Gabriel Ferland et Serge Soucy font partie de l’escouade COVID mise sur pied par le CISSS de la Gaspésie.
Gabriel Ferland et Serge Soucy font partie de l’escouade COVID mise sur pied par le CISSS de la Gaspésie.

En Gaspésie, une escouade pour rappeler aux touristes que la COVID-19 ne prend pas de vacances

PERCÉ — Nombreux sont les sourires, plus que les masques, sur le visage des vacanciers qui ont pris d’assaut le centre-ville de Percé. Serge Soucy, armé de ses histoires et de sa joie de vivre, a une mission : rappeler aux visiteurs que la COVID-19, elle, ne prend pas de vacances.

«Saviez-vous que le Rocher-Percé, c’est comme le mont Rushmore ? On peut voir la face de Jacques Cartier si on regarde bien!» raconte Serge à un couple montréalais, en riant, avant de leur expliquer comment bien plier un masque une fois assis au restaurant. «Merci beaucoup pour le cours 101 et félicitations!» lance la dame, tout sourire, avant de continuer sa route.

Avec son collègue, Gabriel, un étudiant en sciences de la nature de 16 ans, ils font partie de «l’escouade COVID» mise sur pied par le CISSS de la Gaspésie. Tous les jours depuis un peu plus d’une semaine, ils sont quatre ou cinq à arpenter les rues du petit village afin d’encourager la population, locale et touristique, à appliquer les mesures pour éviter que le coronavirus s’invite, lui aussi, dans la péninsule. «On est comme des affiches mobiles, explique M. Soucy. Quand les gens nous voient avec nos dossards blancs, ils se disent : “Ah oui, c’est vrai, il faut continuer à faire attention”», croit-il.
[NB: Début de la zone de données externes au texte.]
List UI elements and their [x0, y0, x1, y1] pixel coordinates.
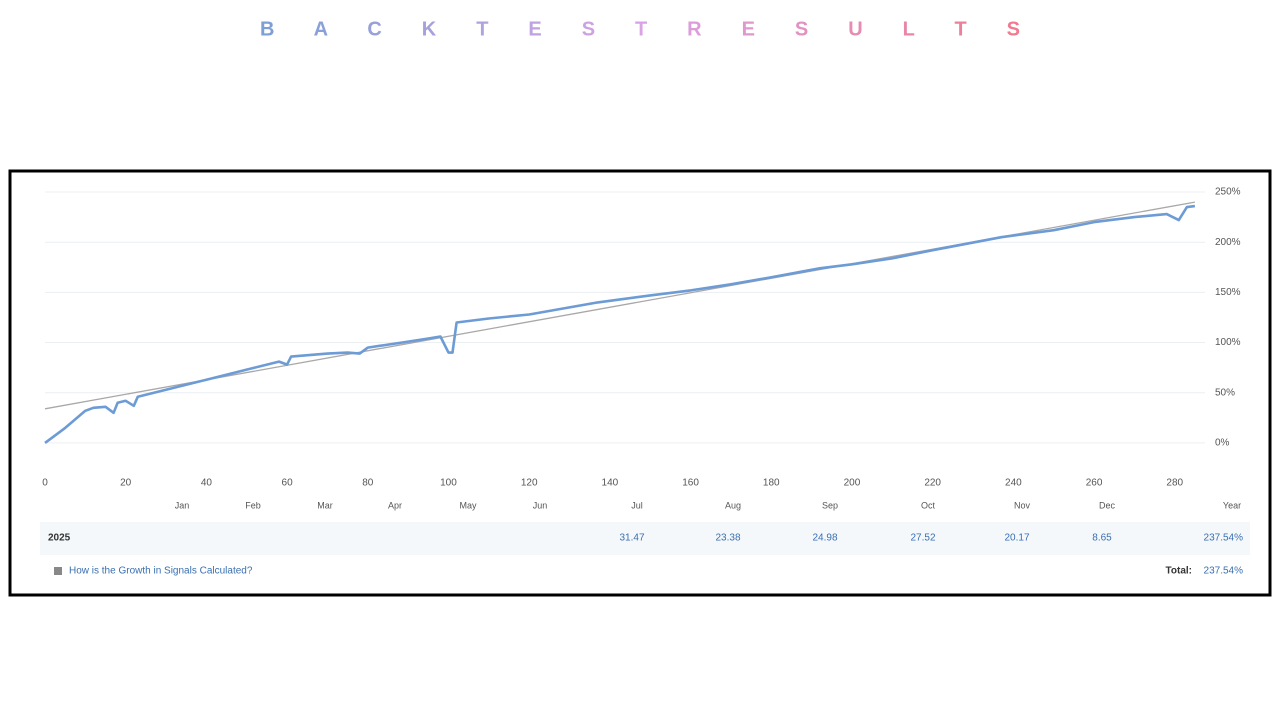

En plus de l’escouade COVID, le CISSS a mis sur pied une roulotte de dépistage à Percé. Chaque jour, touristes et locaux seront invités à se faire tester s’ils doutent avoir été en contact avec le virus. Lors de sa première journée d’opération, le 24 juin, 14 tests ont été effectués à la roulotte de dépistage, majoritairement par des personnes de l’extérieur de la région.

Ne pas jouer à la police

Lorsqu’on lui a expliqué le projet, Gabriel s’attendait à faire un peu la «police de la COVID», raconte-t-il en marchant sur la promenade en bordure de mer, entre deux interventions. «Je pensais qu’il y aurait plus de confrontation, plus de gens qui m’enverraient promener», raconte le jeune homme. Tout comme son collègue Serge, Gabriel a été surpris de l’accueil et de l’écoute des touristes. «Les gens viennent nous voir, nous remercier. Au début, c’était vraiment surprenant, on s’attendait à tout sauf ça», note-t-il.

C’est notamment en raison de la mauvaise information qui est véhiculée à propos de la COVID-19 que le jeune homme de Grande-Rivière a décidé de s’impliquer dans l’escouade. «On voit et on entend tellement toutes sortes de choses qu’on s’y perd. Je pense que c’est important que tout le monde fasse sa part.»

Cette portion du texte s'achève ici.